It’s an intriguing idea, one that stands as a chance of turning the listener on to new sounds while simultaneously giving a glimpse into the inner workings of the artist himself. In this spirit, here’s my suggested holiday playlist. No, you may not like it. No, it may not fit exactly into a half-day span. But I’m going to do it anyway. Enjoy.
Miles Davis: In A Silent Way
The opening moments of “Shhhh/Peaceful” are a beautiful way to start any day, let alone Christmas morning. With a stellar cast of players that included keyboardists Herbie Hancock, Chick Corea and Joe Zawinul, Wayne Shorter on soprano sax, guitarist John McLaughlin, bassist Dave Holland, and Tony Williams on drums, In A Silent Way not only presented a statement that jazz would never be quite the same afterwards, but that it didn’t have to work off of frenetic rhythms and serpentine changes to make a point. It could take its time, meander through ideas and moods thoughtfully, and in some ways carry the listener on a journey with more depth and emotional resonance than almost any other Davis album. Not at all “background music,” though easy enough to hear while doing other things, In A Silent Way is the kind of musical journey that encourages the listener to look inside while observing all that’s around them, and maybe find new ways to appreciate the things they see.
Beatles: Rubber Soul
So now you’re awake, the day is upon you, and hopefully there’s a mountain of elegantly wrapped gifts just waiting to be discovered. Knock back another cup of joe and let “Drive My Car” be your soundtrack to an episode of wrapping paper carnage. I’ve listened to this album so many times that hearing any Beatles “best of” package sends me into vertigo; if I hear “Michelle” NOT followed immediately by the rockabilly bounce of “What Goes On” I just get woozy and disoriented. Rarely has a recording been so perfectly sequenced, at least in my book. Harrison’s ever so painfully gorgeous Vox amp tone and phrasing on “Nowhere Man” makes me stop in my tracks every single time I hear it. Beyond that, Rubber Soul is such a ridiculously enjoyable collection of songs (OK, maybe “Run For Your Life” is a little creepy, but still ...) that it embodies the vibe of rambunctious festivity without even trying. And if you must, it’s perfectly fine to toss Lennon’s Merry Christmas (War Is Over)” and McCartney’s “Wonderful Christmas Time” into the mix as well — it’s almost an obligation.
Joe Satriani: Surfing With The Alien
No, no no. It’s not just because I play guitar, or that Satriani left an indelible mark on me at a very early and impressionable age. It’s because right about now, in our hypothetical day, lunchtime has arrived, lots of ripping and tearing and saying “Wow, you shouldn’t have ...” has occurred, there’s probably a table full of food waiting, and you may need the boost that a stout dose of high-tech musicality can deliver.

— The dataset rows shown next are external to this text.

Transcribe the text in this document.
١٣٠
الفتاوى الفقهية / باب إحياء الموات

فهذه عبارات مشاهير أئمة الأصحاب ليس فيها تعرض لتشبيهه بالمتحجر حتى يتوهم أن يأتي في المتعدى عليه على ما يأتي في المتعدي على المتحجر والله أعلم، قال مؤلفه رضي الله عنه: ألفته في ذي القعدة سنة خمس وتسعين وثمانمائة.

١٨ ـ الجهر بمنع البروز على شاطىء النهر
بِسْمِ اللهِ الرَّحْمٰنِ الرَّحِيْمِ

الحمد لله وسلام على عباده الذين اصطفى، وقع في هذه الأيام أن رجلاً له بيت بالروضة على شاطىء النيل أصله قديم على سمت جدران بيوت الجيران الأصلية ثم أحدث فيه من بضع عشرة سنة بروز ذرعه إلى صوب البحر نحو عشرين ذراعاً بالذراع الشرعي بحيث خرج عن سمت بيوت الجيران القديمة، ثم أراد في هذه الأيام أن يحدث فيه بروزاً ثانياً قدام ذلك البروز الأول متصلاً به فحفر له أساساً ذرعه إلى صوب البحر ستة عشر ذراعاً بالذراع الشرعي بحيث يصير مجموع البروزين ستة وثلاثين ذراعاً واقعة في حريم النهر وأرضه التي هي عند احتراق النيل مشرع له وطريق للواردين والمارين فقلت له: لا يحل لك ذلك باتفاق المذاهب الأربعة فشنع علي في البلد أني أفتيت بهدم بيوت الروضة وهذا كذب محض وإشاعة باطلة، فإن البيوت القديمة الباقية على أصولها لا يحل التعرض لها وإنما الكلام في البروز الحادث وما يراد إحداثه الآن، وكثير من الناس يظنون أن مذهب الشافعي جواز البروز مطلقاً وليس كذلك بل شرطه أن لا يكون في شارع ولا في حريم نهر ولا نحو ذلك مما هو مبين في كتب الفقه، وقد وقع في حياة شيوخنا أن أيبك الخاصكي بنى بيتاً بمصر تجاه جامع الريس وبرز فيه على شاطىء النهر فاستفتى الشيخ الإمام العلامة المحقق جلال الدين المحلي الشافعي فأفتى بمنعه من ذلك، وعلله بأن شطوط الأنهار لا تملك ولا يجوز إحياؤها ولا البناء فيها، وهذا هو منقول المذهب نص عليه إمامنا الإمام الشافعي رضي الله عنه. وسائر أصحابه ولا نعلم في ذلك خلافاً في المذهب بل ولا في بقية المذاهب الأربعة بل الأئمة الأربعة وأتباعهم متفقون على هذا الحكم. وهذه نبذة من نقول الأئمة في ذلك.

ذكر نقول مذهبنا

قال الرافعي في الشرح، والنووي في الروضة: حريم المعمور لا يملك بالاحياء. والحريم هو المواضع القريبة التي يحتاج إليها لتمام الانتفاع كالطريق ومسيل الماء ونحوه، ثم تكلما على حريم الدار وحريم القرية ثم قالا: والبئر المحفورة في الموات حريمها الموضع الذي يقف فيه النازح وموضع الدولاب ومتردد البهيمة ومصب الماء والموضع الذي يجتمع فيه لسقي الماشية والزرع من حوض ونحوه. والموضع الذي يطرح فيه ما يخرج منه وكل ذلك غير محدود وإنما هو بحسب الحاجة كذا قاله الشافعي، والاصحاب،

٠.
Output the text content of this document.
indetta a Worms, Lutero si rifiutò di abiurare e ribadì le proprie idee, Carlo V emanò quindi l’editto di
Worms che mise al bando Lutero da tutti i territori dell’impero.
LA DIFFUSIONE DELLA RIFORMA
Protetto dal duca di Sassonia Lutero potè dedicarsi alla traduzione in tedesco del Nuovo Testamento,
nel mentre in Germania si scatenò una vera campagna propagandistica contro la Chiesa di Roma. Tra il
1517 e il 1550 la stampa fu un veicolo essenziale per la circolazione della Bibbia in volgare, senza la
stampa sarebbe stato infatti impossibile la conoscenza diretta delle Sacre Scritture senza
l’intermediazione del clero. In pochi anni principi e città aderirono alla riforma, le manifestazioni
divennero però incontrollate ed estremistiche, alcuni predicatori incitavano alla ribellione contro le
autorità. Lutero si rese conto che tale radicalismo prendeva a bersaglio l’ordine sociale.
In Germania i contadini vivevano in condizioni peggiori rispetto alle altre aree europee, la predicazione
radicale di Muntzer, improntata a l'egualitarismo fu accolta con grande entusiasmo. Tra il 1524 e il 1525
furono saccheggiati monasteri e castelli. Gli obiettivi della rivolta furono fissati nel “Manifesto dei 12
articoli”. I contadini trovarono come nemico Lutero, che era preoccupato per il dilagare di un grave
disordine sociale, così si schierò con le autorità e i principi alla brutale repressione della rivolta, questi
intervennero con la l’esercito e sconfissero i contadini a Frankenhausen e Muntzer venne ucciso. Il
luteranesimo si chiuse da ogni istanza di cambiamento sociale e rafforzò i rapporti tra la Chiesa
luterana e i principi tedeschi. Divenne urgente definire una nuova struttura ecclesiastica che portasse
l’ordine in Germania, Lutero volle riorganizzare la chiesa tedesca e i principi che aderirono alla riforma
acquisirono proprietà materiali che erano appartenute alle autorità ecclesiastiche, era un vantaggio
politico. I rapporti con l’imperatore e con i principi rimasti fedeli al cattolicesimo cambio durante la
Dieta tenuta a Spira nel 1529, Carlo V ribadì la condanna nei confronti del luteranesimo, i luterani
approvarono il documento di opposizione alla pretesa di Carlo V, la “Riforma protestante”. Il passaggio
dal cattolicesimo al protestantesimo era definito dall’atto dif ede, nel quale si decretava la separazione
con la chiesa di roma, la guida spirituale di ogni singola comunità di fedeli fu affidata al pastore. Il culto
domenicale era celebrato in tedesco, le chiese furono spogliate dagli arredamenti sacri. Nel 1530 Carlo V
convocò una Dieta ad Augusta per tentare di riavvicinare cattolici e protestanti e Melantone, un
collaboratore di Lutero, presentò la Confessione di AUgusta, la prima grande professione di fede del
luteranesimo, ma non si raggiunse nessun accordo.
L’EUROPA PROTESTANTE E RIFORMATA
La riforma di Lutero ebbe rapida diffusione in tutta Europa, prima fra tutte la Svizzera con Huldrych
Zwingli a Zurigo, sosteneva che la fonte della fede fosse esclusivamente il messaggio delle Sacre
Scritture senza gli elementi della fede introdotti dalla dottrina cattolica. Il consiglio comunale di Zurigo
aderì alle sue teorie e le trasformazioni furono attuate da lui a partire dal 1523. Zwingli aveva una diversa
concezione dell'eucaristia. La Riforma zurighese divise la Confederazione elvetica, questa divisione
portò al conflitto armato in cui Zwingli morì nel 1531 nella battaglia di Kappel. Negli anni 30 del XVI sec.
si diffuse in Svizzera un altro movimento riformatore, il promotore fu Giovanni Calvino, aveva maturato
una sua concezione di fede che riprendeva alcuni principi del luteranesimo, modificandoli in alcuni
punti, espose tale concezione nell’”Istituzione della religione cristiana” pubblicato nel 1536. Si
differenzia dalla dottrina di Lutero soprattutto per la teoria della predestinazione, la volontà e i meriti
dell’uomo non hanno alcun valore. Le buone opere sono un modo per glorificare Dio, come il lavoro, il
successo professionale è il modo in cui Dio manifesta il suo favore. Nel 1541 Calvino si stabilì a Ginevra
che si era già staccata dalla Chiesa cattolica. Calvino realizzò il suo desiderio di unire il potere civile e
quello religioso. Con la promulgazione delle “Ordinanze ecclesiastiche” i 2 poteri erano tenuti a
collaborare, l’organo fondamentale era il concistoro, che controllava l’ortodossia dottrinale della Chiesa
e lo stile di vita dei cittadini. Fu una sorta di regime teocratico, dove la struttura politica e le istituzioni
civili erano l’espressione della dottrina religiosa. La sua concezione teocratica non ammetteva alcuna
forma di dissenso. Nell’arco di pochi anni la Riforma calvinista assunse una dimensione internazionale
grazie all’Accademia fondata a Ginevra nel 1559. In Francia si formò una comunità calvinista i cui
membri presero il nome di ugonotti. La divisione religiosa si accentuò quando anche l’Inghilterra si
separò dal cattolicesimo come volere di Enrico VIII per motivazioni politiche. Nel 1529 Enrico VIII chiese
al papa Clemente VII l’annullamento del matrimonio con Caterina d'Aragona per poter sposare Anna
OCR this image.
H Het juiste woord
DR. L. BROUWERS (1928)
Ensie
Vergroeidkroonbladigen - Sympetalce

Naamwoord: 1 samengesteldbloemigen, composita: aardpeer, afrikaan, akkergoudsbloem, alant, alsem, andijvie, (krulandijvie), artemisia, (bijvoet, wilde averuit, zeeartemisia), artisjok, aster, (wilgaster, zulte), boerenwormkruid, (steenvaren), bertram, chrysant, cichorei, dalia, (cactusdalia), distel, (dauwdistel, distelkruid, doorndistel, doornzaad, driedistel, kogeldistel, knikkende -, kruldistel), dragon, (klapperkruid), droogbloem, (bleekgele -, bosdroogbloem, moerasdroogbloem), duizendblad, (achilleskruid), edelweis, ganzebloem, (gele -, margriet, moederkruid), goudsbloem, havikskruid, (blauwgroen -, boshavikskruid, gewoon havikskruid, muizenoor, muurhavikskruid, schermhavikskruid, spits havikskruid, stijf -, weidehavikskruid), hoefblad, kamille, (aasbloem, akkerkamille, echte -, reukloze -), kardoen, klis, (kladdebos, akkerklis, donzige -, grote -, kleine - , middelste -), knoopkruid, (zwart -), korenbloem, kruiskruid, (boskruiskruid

Also, this is the 20th anniversary of Surfing’s release, and possibly you were wise enough to ask for the anniversary edition of the album as a stocking stuffer, seeing as how it comes with a bonus DVD of Satch and band tearing it up at the Montreaux Jazz Festival in 1988. Chock full of utterly stunning guitar playing, crafty compositions and — surprise surprise — memorable, even hummable melodies, Surfing With The Alien gave many guitarists something to think about twenty years ago. It still does today. Extra points for not dropping a forkful of mashed potatoes in your lap in shock when the otherwise somber “Circles” goes completely haywire in the middle.
Vigilantes Of Love: Summershine
OK, so now you’re stuffed, the place is a mess and the egg nog (and couch) is beckoning seductively. You could toss some inane collection of holiday dreck on the player, or you could opt for one of the sunniest, most thoughtful collections of power pop jangle released this decade. Summershine is just one of “those” albums for me; inspiring lyrics that posses an honesty and fragility hard to find in music today, gorgeous arrangements and melodies that draw from classic Brit pop as much as American “college” rock, all delivered by the singular personality and voice of Athens, Ga. singer/songwriter extraordinaire Bill Mallonee. From the opening clang and chime of “You Know That” to the gorgeous “Galaxy” all the way to “Sailors,” this album runs the gamut of feels and ideas, happy and sad and every point in between. One of the best, without a doubt.
Admittedly four CD’s isn’t exactly a full day’s worth of music. But I lack both the self-editing skills and space to keep going for the long haul. I choose these particular recordings because they never, ever fail to make me feel something- joyful, heartbroken, euphoric, angry ... whatever. If nothing else, I encourage you all to surround yourselves with the sounds you love this holiday season, be it the melody of your favorite song or the sounds of your children’s voices. Have a wonderful Christmas.